Nearly 81% employers feel new income tax regime not to benefit staff; communication with employees to become biggest challenge: Survey

They also fear the new income tax regime will deter employees from taking up voluntary benefits from their employers, and this will force those drawing higher incomes to look for other investment options.

Press Trust of India March 04, 2020 11:31:44 IST
Nearly 81% employers feel new income tax regime not to benefit staff; communication with employees to become biggest challenge: Survey
  • As much as 60% of respondents feel that those within the income bracket of Rs 5-10 lakh and Rs 10-25 lakh will be impacted by the new tax regime

  • As much as 83% respondents feel that less than 30% of their employees will opt for the new tax regime

  • It will be a challenge for their HR systems to handle dual tax regime, which also increases the compliance cost, the survey said

Mumbai: A survey of HR and finance professionals across companies has found that a vast majority (81 percent) of them don't consider the new optional income tax (I-T) regime beneficial for their employees.

The government in Budget 2020-21 offered new tax slabs for taxpayers forgoing all existing deductions and exemptions.

The survey conducted by HR specialist Mercer across HR and finance professionals from 119 companies found that as much as 81 percent of their employees feel that the new tax regime will not benefit them.

Nearly 81 employers feel new income tax regime not to benefit staff communication with employees to become biggest challenge Survey

Representational image. Reuters

As much as 60 percent of respondents feel that those within the income bracket of Rs 5-10 lakh and Rs 10-25 lakh will be impacted by the new tax regime.

"A higher 80 percent of responding employers think that the new tax regime will adversely affect the retirement savings behaviour of their employees," the survey released on Tuesday said.
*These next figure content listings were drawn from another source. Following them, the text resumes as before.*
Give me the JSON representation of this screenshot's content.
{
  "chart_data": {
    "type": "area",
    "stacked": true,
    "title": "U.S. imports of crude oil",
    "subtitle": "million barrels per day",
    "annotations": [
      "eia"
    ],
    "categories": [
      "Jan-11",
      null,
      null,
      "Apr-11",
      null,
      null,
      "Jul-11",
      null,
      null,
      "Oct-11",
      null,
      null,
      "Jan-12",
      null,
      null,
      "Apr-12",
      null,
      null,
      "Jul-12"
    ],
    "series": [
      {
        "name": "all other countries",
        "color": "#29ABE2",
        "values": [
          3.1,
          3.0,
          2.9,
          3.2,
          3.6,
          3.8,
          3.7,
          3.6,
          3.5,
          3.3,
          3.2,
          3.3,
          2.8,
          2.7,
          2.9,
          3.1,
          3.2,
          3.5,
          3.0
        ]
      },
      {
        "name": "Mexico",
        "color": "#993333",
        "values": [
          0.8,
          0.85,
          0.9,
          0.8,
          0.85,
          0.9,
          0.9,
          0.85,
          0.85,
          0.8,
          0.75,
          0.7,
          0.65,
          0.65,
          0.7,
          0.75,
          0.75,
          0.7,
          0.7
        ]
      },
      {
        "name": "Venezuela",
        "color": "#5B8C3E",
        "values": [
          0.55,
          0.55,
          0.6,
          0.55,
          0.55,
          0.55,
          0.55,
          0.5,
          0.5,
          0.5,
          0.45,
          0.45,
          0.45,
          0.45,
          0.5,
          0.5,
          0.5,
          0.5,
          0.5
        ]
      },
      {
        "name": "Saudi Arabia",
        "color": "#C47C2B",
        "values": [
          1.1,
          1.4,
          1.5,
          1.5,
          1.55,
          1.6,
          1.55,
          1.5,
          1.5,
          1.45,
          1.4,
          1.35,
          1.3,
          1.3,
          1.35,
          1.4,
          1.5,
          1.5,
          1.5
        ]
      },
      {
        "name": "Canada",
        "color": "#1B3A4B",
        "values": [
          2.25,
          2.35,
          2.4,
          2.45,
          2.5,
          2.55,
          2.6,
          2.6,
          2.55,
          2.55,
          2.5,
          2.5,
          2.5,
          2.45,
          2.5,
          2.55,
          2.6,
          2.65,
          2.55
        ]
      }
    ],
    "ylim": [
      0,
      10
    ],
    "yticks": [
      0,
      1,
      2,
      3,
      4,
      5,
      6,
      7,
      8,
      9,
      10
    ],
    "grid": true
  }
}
They also fear the new income tax regime will deter employees from taking up voluntary benefits from their employers, and this will force those drawing higher incomes to look for other investment options.

This would pose a two-fold challenge for companies, it said.

While organisations will have to look for innovative nudges to ensure that employees save voluntarily, it will also create a complex task at hand while negotiating for a better rate for these benefits with the vendors.

As much as 83 percent respondents feel that less than 30 percent of their employees will opt for the new tax regime.

The HR heads are further worried that communicating with employees about the new tax regime will be the biggest challenge they will face.

Besides, they feel it will be a challenge for their HR systems to handle dual tax regime, which also increases the compliance cost, the survey said.

The survey covered financial services, automotive manufacturing, IT/ITes, healthcare, chemical/life sciences, consulting, telecom, FMCG/ retail, travel/logistics, and education.

While 64 percent of respondents expect a medium to high complexity challenge in introducing the new tax regime, only 13 percent actually anticipate a change in salary structure, which means the employers may continue with same salary structures with various components irrespective of the tax regime chosen by the employees.

Also, more than 80 percent employers think that the changes in section 17(2), under which employer contribution towards superannuation, national pension scheme and provident fund above Rs 7,50,000 will be taxable in the hands of employee, will create a negative impact on the amount of money they are investing towards these investment products.